Why a data strategy is key as businesses implement AI
The recent research by Peak, a decision intelligence pioneer, has shown that artificial intelligence (AI) adoption is picking up pace, but only a third of businesses recognise that a data strategy facilitates AI.
Peak’s new findings suggest that while the success of AI is reliant on the data strategy that surrounds it, only 35% of businesses with a data strategy sat its includes provisions for AI.

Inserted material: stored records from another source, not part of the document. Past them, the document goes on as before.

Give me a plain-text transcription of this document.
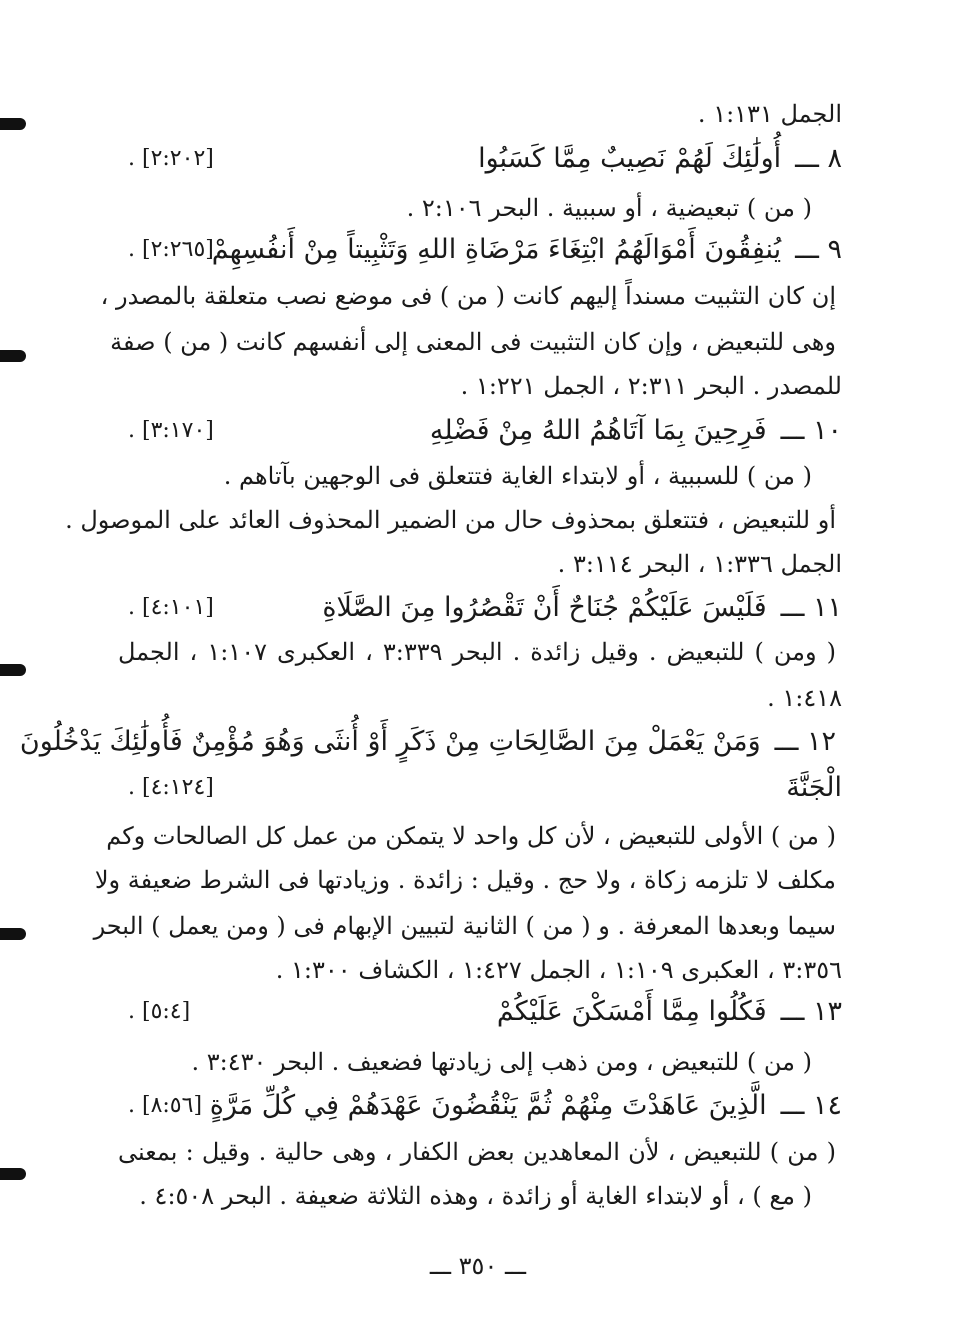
الجمل ١:١٣١ .
٨ ـــأُولَٰئِكَ لَهُمْ نَصِيبٌ مِمَّا كَسَبُوا
[٢:٢٠٢] .
( من ) تبعيضية ، أو سببية . البحر ٢:١٠٦ .
٩ ـــيُنفِقُونَ أَمْوَالَهُمُ ابْتِغَاءَ مَرْضَاةِ اللهِ وَتَثْبِيتاً مِنْ أَنفُسِهِمْ
[٢:٢٦٥] .
إن كان التثبيت مسنداً إليهم كانت ( من ) فى موضع نصب متعلقة بالمصدر ،
وهى للتبعيض ، وإن كان التثبيت فى المعنى إلى أنفسهم كانت ( من ) صفة
للمصدر . البحر ٢:٣١١ ، الجمل ١:٢٢١ .
١٠ ـــفَرِحِينَ بِمَا آتَاهُمُ اللهُ مِنْ فَضْلِهِ
[٣:١٧٠] .
( من ) للسببية ، أو لابتداء الغاية فتتعلق فى الوجهين بآتاهم .
أو للتبعيض ، فتتعلق بمحذوف حال من الضمير المحذوف العائد على الموصول .
الجمل ١:٣٣٦ ، البحر ٣:١١٤ .
١١ ـــفَلَيْسَ عَلَيْكُمْ جُنَاحٌ أَنْ تَقْصُرُوا مِنَ الصَّلَاةِ
[٤:١٠١] .
( ومن ) للتبعيض . وقيل زائدة . البحر ٣:٣٣٩ ، العكبرى ١:١٠٧ ، الجمل
١:٤١٨ .
١٢ ـــوَمَنْ يَعْمَلْ مِنَ الصَّالِحَاتِ مِنْ ذَكَرٍ أَوْ أُنثَى وَهُوَ مُؤْمِنٌ فَأُولَٰئِكَ يَدْخُلُونَ
الْجَنَّةَ
[٤:١٢٤] .
( من ) الأولى للتبعيض ، لأن كل واحد لا يتمكن من عمل كل الصالحات وكم
مكلف لا تلزمه زكاة ، ولا حج . وقيل : زائدة . وزيادتها فى الشرط ضعيفة ولا
سيما وبعدها المعرفة . و ( من ) الثانية لتبيين الإبهام فى ( ومن يعمل ) البحر
٣:٣٥٦ ، العكبرى ١:١٠٩ ، الجمل ١:٤٢٧ ، الكشاف ١:٣٠٠ .
١٣ ـــفَكُلُوا مِمَّا أَمْسَكْنَ عَلَيْكُمْ
[٥:٤] .
( من ) للتبعيض ، ومن ذهب إلى زيادتها فضعيف . البحر ٣:٤٣٠ .
١٤ ـــالَّذِينَ عَاهَدْتَ مِنْهُمْ ثُمَّ يَنْقُضُونَ عَهْدَهُمْ فِي كُلِّ مَرَّةٍ
[٨:٥٦] .
( من ) للتبعيض ، لأن المعاهدين بعض الكفار ، وهى حالية . وقيل : بمعنى
( مع ) ، أو لابتداء الغاية أو زائدة ، وهذه الثلاثة ضعيفة . البحر ٤:٥٠٨ .
ـــ ٣٥٠ ـــ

“AI is inherently a data technology and must function as part of an overarching data strategy, yet the majority of respondents in this survey are thinking about the two separately,” commented Richard Potter, co-founder and CEO of Peak.
Data strategies have become increasingly important as the amount of data businesses produce is increasing at an incredible rate. To collect, store and analyse this data sufficiently, a data strategy is essential.
This report also highlights that leveraging data in an effective way is a priority for many, with 52% of organisations now employing a chief data officer (CDO), and 82% have also invested in a data lake or warehouse.
Despite this uptake in data-focused initiatives, many fail to incorporate AI provisions within them. Instead, the strategies are focused on centralising data within the business, establishing measurable goals for the use of data and managing security risks and compliance.
Ensuring successful AI implementation with a comprehensive data strategy
The lack of AI consideration within data strategies could be a hurdle for businesses as they look to improve efficiency, drive growth and save costs with AI-enabled technologies.
“Our research also reveals that within many companies there is a lack of clarity around the overall AI strategy, even at the top levels of management,” said Potter.
“If businesses want to successfully implement AI and, critically, drive value with this technology, we need open discussion within a business to ensure everyone is aligned to and understands the vision,” he adds.
When incorporating AI, a data strategy can enable the effective application of AI by providing a timeline, structure, and support to overcome challenges.
Within the strategy, executives and CDOs can assess the relevance of AI to the organisation’s most important business outcomes, determine which types of application to leverage and address the organisational, governance, and technological challenges associated with AI.
To maximise the return on investment from AI, businesses need to look into their data culture, data quality and data privacy to ensure they can successfully scale AI within the organisation.
Everest Group also stress the importance of a strong data strategy with AI incorporated into it, as without it, once AI has been implemented, it could do more harm than good.
Nitish Mittal, Partner in the digital transformation practice at Everest Group, commented on this, he said: “I can’t stress this enough: data or the lack of the right data strategy is the number one bottleneck to scaling or doing anything with AI. When clients come to us with what they think is an AI problem, it is almost always a data problem. AI depends on viable data to prosper. That’s why it’s important to think about the data first.”